Can one of the 22 guys who got 100 or someone else outline their solution?
Thanks in advance.
Do you mind explaining your offline algo ?
I will try to explain a much more obvious and easier - to - implement idea.
To answer queries in offline, notice the condition of a subarray [L…R] to be good is basically R - L = max - min. So fix L, we have L = R - max + min.
In addition, max - min >= R - L. So L >= R - max + min.
If we fix L we want to maintain this value for each R bound. 2 stacks can be used and transform these to just range updates of “Erase X from this range”.
Since the value at L is always L, and every value after it is <= L, all the valid Rs will be the positions holding maximum values right now. So for these R bounds, set their “answer” value to R - L + 1. Use lazy to make this faster.

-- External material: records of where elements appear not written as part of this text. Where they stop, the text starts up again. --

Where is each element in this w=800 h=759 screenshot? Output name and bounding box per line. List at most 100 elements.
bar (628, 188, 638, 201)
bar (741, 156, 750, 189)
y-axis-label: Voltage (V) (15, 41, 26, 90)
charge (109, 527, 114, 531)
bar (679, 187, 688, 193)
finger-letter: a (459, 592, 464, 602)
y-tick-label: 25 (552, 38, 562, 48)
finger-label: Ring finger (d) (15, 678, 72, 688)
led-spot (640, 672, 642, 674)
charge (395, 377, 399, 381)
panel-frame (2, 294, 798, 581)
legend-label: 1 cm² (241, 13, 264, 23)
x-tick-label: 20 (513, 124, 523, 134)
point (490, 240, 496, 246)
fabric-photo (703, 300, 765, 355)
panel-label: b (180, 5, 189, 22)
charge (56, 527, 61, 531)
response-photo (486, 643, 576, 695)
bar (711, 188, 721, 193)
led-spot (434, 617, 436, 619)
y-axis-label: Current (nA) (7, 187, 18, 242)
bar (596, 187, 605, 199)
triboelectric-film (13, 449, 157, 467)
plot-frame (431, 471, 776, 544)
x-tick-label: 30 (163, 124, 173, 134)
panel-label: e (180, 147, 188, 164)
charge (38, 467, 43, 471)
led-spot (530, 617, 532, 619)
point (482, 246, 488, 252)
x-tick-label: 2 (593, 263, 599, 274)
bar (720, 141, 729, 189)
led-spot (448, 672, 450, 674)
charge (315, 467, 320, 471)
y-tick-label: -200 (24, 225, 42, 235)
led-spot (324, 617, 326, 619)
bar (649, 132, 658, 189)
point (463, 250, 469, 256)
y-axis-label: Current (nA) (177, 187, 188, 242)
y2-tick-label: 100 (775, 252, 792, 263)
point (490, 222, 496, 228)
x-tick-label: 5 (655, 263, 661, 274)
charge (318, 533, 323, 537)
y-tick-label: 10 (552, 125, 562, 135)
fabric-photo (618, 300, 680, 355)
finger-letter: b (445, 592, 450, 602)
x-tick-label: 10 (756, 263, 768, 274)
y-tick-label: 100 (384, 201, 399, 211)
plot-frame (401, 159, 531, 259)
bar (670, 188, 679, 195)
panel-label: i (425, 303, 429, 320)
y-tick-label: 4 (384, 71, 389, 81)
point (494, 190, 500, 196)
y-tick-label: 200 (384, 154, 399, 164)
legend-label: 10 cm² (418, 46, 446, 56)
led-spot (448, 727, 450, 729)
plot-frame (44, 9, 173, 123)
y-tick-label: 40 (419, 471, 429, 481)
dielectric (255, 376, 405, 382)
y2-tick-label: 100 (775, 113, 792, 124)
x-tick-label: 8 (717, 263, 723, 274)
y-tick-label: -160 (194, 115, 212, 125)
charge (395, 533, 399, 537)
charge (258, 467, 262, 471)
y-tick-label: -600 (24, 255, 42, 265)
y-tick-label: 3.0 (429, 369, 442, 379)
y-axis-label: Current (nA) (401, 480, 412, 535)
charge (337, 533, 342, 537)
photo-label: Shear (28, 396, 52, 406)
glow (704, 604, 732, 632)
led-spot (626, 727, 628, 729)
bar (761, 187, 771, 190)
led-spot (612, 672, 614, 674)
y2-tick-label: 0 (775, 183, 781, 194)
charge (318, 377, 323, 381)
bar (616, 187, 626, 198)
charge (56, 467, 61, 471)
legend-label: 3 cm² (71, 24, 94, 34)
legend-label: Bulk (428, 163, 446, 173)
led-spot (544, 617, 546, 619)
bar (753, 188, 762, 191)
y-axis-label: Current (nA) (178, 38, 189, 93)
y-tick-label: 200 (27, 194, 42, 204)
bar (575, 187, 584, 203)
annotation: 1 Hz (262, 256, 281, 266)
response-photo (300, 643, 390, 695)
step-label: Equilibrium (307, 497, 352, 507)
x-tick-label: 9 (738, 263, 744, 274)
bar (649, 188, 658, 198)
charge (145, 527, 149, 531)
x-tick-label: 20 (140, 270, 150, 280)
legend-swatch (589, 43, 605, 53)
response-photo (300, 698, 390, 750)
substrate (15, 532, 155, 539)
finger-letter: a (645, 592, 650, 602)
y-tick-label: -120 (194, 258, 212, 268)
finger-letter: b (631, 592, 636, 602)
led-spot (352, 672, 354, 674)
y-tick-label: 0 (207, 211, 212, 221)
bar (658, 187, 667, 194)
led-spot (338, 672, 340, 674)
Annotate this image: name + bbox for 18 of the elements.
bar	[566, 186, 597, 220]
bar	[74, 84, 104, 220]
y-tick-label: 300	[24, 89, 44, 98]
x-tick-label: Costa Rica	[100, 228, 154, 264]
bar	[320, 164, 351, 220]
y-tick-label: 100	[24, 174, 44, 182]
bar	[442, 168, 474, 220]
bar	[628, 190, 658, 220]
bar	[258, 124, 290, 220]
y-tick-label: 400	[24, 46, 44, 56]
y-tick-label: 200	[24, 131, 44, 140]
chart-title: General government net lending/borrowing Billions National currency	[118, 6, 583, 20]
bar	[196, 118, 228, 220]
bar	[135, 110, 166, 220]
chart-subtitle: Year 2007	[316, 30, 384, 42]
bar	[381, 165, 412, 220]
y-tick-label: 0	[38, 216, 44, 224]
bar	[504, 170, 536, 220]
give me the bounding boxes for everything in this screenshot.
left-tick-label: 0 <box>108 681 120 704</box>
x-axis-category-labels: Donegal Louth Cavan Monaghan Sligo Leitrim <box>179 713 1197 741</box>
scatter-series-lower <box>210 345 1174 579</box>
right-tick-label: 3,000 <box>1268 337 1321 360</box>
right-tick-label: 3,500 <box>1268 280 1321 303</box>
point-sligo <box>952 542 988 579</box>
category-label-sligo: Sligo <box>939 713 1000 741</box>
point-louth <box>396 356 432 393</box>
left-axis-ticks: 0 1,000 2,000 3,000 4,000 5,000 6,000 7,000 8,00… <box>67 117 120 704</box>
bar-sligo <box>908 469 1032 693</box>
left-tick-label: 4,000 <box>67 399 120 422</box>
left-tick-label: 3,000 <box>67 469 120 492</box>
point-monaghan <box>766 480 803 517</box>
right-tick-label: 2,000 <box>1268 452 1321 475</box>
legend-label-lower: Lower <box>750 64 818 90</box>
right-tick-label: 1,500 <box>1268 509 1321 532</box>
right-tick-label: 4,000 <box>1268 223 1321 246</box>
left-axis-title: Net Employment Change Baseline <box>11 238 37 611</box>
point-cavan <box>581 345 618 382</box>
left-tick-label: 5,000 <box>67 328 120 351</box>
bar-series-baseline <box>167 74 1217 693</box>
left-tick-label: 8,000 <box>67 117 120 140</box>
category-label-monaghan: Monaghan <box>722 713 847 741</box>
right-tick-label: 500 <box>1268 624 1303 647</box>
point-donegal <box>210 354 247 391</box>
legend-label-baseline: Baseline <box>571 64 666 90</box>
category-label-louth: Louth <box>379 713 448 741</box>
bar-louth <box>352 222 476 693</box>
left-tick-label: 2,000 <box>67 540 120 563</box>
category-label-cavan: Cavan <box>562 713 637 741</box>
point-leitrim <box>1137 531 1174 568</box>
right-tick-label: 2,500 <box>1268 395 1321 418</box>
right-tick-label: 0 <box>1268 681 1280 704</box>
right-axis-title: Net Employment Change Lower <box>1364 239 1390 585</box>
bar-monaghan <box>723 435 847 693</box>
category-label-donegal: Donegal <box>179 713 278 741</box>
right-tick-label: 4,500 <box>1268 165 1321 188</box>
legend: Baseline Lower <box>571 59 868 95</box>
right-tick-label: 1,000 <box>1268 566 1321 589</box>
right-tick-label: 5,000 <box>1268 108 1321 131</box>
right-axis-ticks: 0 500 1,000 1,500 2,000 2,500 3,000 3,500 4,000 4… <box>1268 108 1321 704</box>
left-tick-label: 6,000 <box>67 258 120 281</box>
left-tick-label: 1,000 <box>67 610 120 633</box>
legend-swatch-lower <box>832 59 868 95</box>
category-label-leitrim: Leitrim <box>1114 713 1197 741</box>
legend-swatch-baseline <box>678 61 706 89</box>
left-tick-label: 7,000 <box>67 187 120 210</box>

Then a query is just finding the maximum answer value in the range.
For online queries implement persistent.
This is exactly the approach i took, but I couldn’t figure out the persistent segtree part even though mkthnum on spoj is a similar idea on persistent segtree.
Good approach. I wish i had thought of this
Edit: btw what will you do of your username now
Mine is exactly the same as just1star s approach but without the segtree part. Now i feel kind of doofish for missing it though, since just a week ago id done mkthnum on spoj whose idea is also to make queries online using persistent segtree
Wow. I could think only upto R-L=max-min
part. After that I was lost thinking how to reduce time complexity. Constraints made me think about sqrt decomposition, but I couldn’t get any clue how to use it.